Im Grand Palais tragen Fabrice Hybers riesige Bären eine ökologische Botschaft.
Im Grand Palais tragen Fabrice Hybers riesige Bären eine ökologische Botschaft.

Auf dem Vorplatz des Grand Palais sind sie unübersehbar. Anlässlich der Art Paris 2026 begrüßen zwei monumentale aufblasbare Bären von Fabrice Hyber vom 9. bis 12. April die Besucher. Ein großer, zehn Meter hoher grüner Bär ist bereits prominent vor dem Eingang platziert. Hinter ihrem verspielten und auf den ersten Blick spektakulären Erscheinungsbild vermitteln diese Skulpturen eine vielschichtigere Botschaft, die mit Ökologie, dem Schutz der Lebewesen und der ganz eigenen Bildsprache des französischen Künstlers verbunden ist.

Fröhliche Figuren, die nicht bloß dekorativ sind.

Der größere der beiden Bären heißt Ted Hyber. Wie Sortiraparis uns in Erinnerung ruft, tauchte diese Figur erstmals 1998 in Fabrice Hybers Werk auf. Sein Name setzt sich aus „Teddybär“ und dem Nachnamen des Künstlers zusammen. Er gehört zur Familie der „Hyber-Helden“, einer Gruppe mutierter, humanoider Figuren, die seit Jahren in Hybers Werk zu sehen sind. Laut Erklärungen von Connaissance des Arts fungieren diese Figuren als Alter Egos, die jeweils eine bestimmte Lebensweise, ein Bewusstsein oder ein Verhalten verkörpern.

Der zehn Meter hohe grüne Bär, der laut Sortiraparis bereits 2025 in Shanghai gezeigt wurde, trägt eine der charakteristischen Farben von Fabrice Hyber. Dieses Grün erinnert unmittelbar an Chlorophyll, Vegetation und das Leben selbst. Er wird als totemartige und schützende Figur präsentiert, die Freude und Optimismus zugleich ausstrahlt. Daneben steht ein zweiter, fünf Meter hoher transparenter Bär namens Ted Hyb'Air, der laut Sortiraparis speziell für die Art Paris 2026 geschaffen wurde. Er symbolisiert einen Zufluchtsort vor der Umweltverschmutzung und eine Art Sauerstoffreserve.

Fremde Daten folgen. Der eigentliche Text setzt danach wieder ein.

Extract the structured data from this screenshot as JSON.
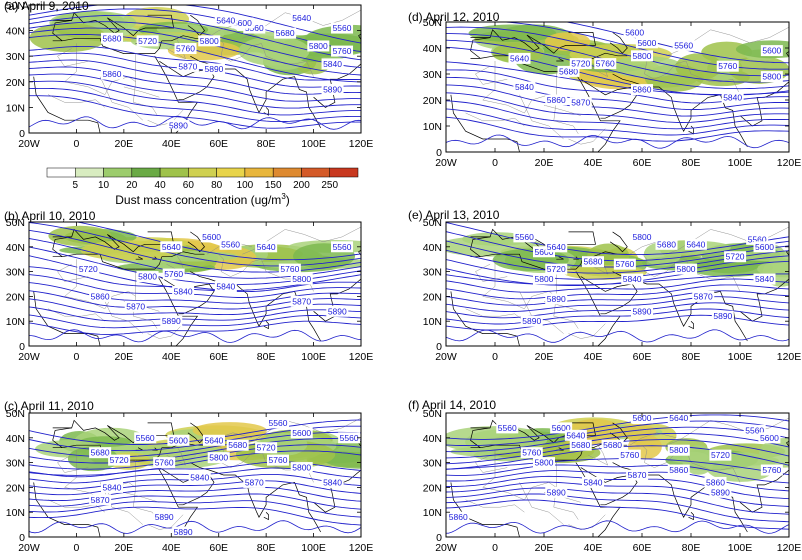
{
  "chart_data": {
    "type": "map",
    "xticks": [
      "20W",
      "0",
      "20E",
      "40E",
      "60E",
      "80E",
      "100E",
      "120E"
    ],
    "yticks": [
      "0",
      "10N",
      "20N",
      "30N",
      "40N",
      "50N"
    ],
    "lon_range": [
      -20,
      120
    ],
    "lat_range": [
      0,
      50
    ],
    "colorbar": {
      "title": "Dust mass concentration (ug/m",
      "title_sup": "3",
      "title_end": ")",
      "levels": [
        "5",
        "10",
        "20",
        "40",
        "60",
        "80",
        "100",
        "150",
        "200",
        "250"
      ],
      "colors": [
        "#ffffff",
        "#d8ecc0",
        "#9ccc6c",
        "#6aaa45",
        "#9fc24a",
        "#cfd050",
        "#e8d44a",
        "#e8b63c",
        "#de8a30",
        "#d45a28",
        "#c8381f"
      ]
    },
    "contour_color": "#2222cc",
    "panels": [
      {
        "title": "(a) April 9, 2010",
        "labels": [
          {
            "text": "5560",
            "lon": 75,
            "lat": 41
          },
          {
            "text": "5600",
            "lon": 70,
            "lat": 43
          },
          {
            "text": "5640",
            "lon": 63,
            "lat": 44
          },
          {
            "text": "5680",
            "lon": 15,
            "lat": 37
          },
          {
            "text": "5720",
            "lon": 30,
            "lat": 36
          },
          {
            "text": "5760",
            "lon": 46,
            "lat": 33
          },
          {
            "text": "5800",
            "lon": 56,
            "lat": 36
          },
          {
            "text": "5860",
            "lon": 15,
            "lat": 23
          },
          {
            "text": "5870",
            "lon": 47,
            "lat": 26
          },
          {
            "text": "5890",
            "lon": 58,
            "lat": 25
          },
          {
            "text": "5840",
            "lon": 108,
            "lat": 27
          },
          {
            "text": "5890",
            "lon": 108,
            "lat": 17
          },
          {
            "text": "5890",
            "lon": 43,
            "lat": 3
          },
          {
            "text": "5560",
            "lon": 112,
            "lat": 41
          },
          {
            "text": "5680",
            "lon": 88,
            "lat": 39
          },
          {
            "text": "5760",
            "lon": 112,
            "lat": 32
          },
          {
            "text": "5640",
            "lon": 95,
            "lat": 45
          },
          {
            "text": "5800",
            "lon": 102,
            "lat": 34
          }
        ]
      },
      {
        "title": "(d) April 12, 2010",
        "labels": [
          {
            "text": "5560",
            "lon": 77,
            "lat": 41
          },
          {
            "text": "5600",
            "lon": 62,
            "lat": 42
          },
          {
            "text": "5640",
            "lon": 10,
            "lat": 36
          },
          {
            "text": "5680",
            "lon": 30,
            "lat": 31
          },
          {
            "text": "5720",
            "lon": 35,
            "lat": 34
          },
          {
            "text": "5760",
            "lon": 45,
            "lat": 34
          },
          {
            "text": "5800",
            "lon": 60,
            "lat": 37
          },
          {
            "text": "5840",
            "lon": 12,
            "lat": 25
          },
          {
            "text": "5860",
            "lon": 25,
            "lat": 20
          },
          {
            "text": "5870",
            "lon": 35,
            "lat": 19
          },
          {
            "text": "5760",
            "lon": 95,
            "lat": 33
          },
          {
            "text": "5800",
            "lon": 113,
            "lat": 29
          },
          {
            "text": "5840",
            "lon": 97,
            "lat": 21
          },
          {
            "text": "5860",
            "lon": 60,
            "lat": 24
          },
          {
            "text": "5600",
            "lon": 113,
            "lat": 39
          },
          {
            "text": "5600",
            "lon": 57,
            "lat": 46
          }
        ]
      },
      {
        "title": "(b) April 10, 2010",
        "labels": [
          {
            "text": "5600",
            "lon": 57,
            "lat": 44
          },
          {
            "text": "5560",
            "lon": 65,
            "lat": 41
          },
          {
            "text": "5640",
            "lon": 80,
            "lat": 40
          },
          {
            "text": "5720",
            "lon": 5,
            "lat": 31
          },
          {
            "text": "5760",
            "lon": 41,
            "lat": 29
          },
          {
            "text": "5800",
            "lon": 30,
            "lat": 28
          },
          {
            "text": "5860",
            "lon": 10,
            "lat": 20
          },
          {
            "text": "5870",
            "lon": 25,
            "lat": 16
          },
          {
            "text": "5890",
            "lon": 40,
            "lat": 10
          },
          {
            "text": "5840",
            "lon": 63,
            "lat": 24
          },
          {
            "text": "5760",
            "lon": 90,
            "lat": 31
          },
          {
            "text": "5800",
            "lon": 95,
            "lat": 27
          },
          {
            "text": "5870",
            "lon": 95,
            "lat": 18
          },
          {
            "text": "5890",
            "lon": 110,
            "lat": 14
          },
          {
            "text": "5560",
            "lon": 112,
            "lat": 40
          },
          {
            "text": "5640",
            "lon": 40,
            "lat": 40
          },
          {
            "text": "5840",
            "lon": 45,
            "lat": 22
          }
        ]
      },
      {
        "title": "(e) April 13, 2010",
        "labels": [
          {
            "text": "5560",
            "lon": 12,
            "lat": 44
          },
          {
            "text": "5600",
            "lon": 20,
            "lat": 38
          },
          {
            "text": "5640",
            "lon": 25,
            "lat": 40
          },
          {
            "text": "5680",
            "lon": 40,
            "lat": 34
          },
          {
            "text": "5720",
            "lon": 25,
            "lat": 31
          },
          {
            "text": "5760",
            "lon": 53,
            "lat": 33
          },
          {
            "text": "5800",
            "lon": 20,
            "lat": 27
          },
          {
            "text": "5840",
            "lon": 56,
            "lat": 27
          },
          {
            "text": "5800",
            "lon": 78,
            "lat": 31
          },
          {
            "text": "5870",
            "lon": 85,
            "lat": 20
          },
          {
            "text": "5890",
            "lon": 25,
            "lat": 19
          },
          {
            "text": "5890",
            "lon": 60,
            "lat": 14
          },
          {
            "text": "5890",
            "lon": 93,
            "lat": 12
          },
          {
            "text": "5560",
            "lon": 107,
            "lat": 43
          },
          {
            "text": "5600",
            "lon": 110,
            "lat": 40
          },
          {
            "text": "5640",
            "lon": 82,
            "lat": 41
          },
          {
            "text": "5720",
            "lon": 98,
            "lat": 36
          },
          {
            "text": "5840",
            "lon": 110,
            "lat": 27
          },
          {
            "text": "5680",
            "lon": 70,
            "lat": 41
          },
          {
            "text": "5800",
            "lon": 60,
            "lat": 44
          },
          {
            "text": "5890",
            "lon": 15,
            "lat": 10
          }
        ]
      },
      {
        "title": "(c) April 11, 2010",
        "labels": [
          {
            "text": "5560",
            "lon": 29,
            "lat": 40
          },
          {
            "text": "5600",
            "lon": 43,
            "lat": 39
          },
          {
            "text": "5640",
            "lon": 58,
            "lat": 39
          },
          {
            "text": "5680",
            "lon": 10,
            "lat": 34
          },
          {
            "text": "5720",
            "lon": 18,
            "lat": 31
          },
          {
            "text": "5760",
            "lon": 37,
            "lat": 30
          },
          {
            "text": "5800",
            "lon": 60,
            "lat": 32
          },
          {
            "text": "5840",
            "lon": 15,
            "lat": 20
          },
          {
            "text": "5870",
            "lon": 10,
            "lat": 15
          },
          {
            "text": "5890",
            "lon": 37,
            "lat": 8
          },
          {
            "text": "5840",
            "lon": 52,
            "lat": 24
          },
          {
            "text": "5870",
            "lon": 75,
            "lat": 22
          },
          {
            "text": "5760",
            "lon": 85,
            "lat": 31
          },
          {
            "text": "5800",
            "lon": 95,
            "lat": 28
          },
          {
            "text": "5840",
            "lon": 108,
            "lat": 22
          },
          {
            "text": "5560",
            "lon": 85,
            "lat": 46
          },
          {
            "text": "5600",
            "lon": 95,
            "lat": 42
          },
          {
            "text": "5560",
            "lon": 115,
            "lat": 40
          },
          {
            "text": "5720",
            "lon": 80,
            "lat": 36
          },
          {
            "text": "5680",
            "lon": 68,
            "lat": 37
          },
          {
            "text": "5890",
            "lon": 45,
            "lat": 2
          }
        ]
      },
      {
        "title": "(f) April 14, 2010",
        "labels": [
          {
            "text": "5560",
            "lon": 5,
            "lat": 44
          },
          {
            "text": "5600",
            "lon": 27,
            "lat": 44
          },
          {
            "text": "5640",
            "lon": 33,
            "lat": 41
          },
          {
            "text": "5680",
            "lon": 35,
            "lat": 37
          },
          {
            "text": "5760",
            "lon": 15,
            "lat": 34
          },
          {
            "text": "5800",
            "lon": 20,
            "lat": 30
          },
          {
            "text": "5840",
            "lon": 40,
            "lat": 22
          },
          {
            "text": "5890",
            "lon": 25,
            "lat": 18
          },
          {
            "text": "5870",
            "lon": 58,
            "lat": 25
          },
          {
            "text": "5760",
            "lon": 55,
            "lat": 33
          },
          {
            "text": "5800",
            "lon": 75,
            "lat": 35
          },
          {
            "text": "5860",
            "lon": 75,
            "lat": 27
          },
          {
            "text": "5860",
            "lon": 90,
            "lat": 22
          },
          {
            "text": "5890",
            "lon": 92,
            "lat": 18
          },
          {
            "text": "5760",
            "lon": 113,
            "lat": 27
          },
          {
            "text": "5560",
            "lon": 106,
            "lat": 43
          },
          {
            "text": "5600",
            "lon": 112,
            "lat": 40
          },
          {
            "text": "5640",
            "lon": 75,
            "lat": 48
          },
          {
            "text": "5600",
            "lon": 60,
            "lat": 48
          },
          {
            "text": "5720",
            "lon": 92,
            "lat": 33
          },
          {
            "text": "5680",
            "lon": 48,
            "lat": 37
          },
          {
            "text": "5860",
            "lon": -15,
            "lat": 8
          }
        ]
      }
    ]
  }
}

Eine Installation im Geiste von Art Paris 2026

Fabrice Hybers Einfluss reicht weit über diese Skulpturen im öffentlichen Raum hinaus. Sortiraparis weist darauf hin, dass er auch zu den 21 Künstlern gehört, die für die von Loïc Le Gall konzipierte Themenausstellung „Babel – Kunst und Sprache in Frankreich“ ausgewählt wurden. Connaissance des Arts betont ihrerseits, dass diese Ausstellung, ein zentraler Bestandteil der Art Paris 2026, untersucht, wie Künstler mit Zeichen, Worten und Repräsentationssystemen arbeiten. Die Auswahl von Fabrice Hyber fügt sich daher nahtlos in diese Betrachtung ein, da sein Werk seit über dreißig Jahren eine unverwechselbare Bildsprache entwickelt hat, die sich an der Schnittstelle von Kunst, Wissenschaft und Natur bewegt.

Diese beiden riesigen Bären sind somit weniger ein simples, rückwärtsgewandtes Augenzwinkern als vielmehr eine künstlerische Geste, die im öffentlichen Raum deutlich sichtbar ist. Connaissance des Arts betont sogar, dass ihr Erscheinen auf dem Vorplatz des Grand Palais mehr ein ökologisches Statement als eine bloße Überraschung darstellt. Mit ihnen schafft Fabrice Hyber ein unmittelbar zugängliches, fast kindliches Bild, das jedoch von einem sehr realen, zeitgenössischen Anliegen durchdrungen ist: der Umweltkrise und der Notwendigkeit, das Leben zu schützen.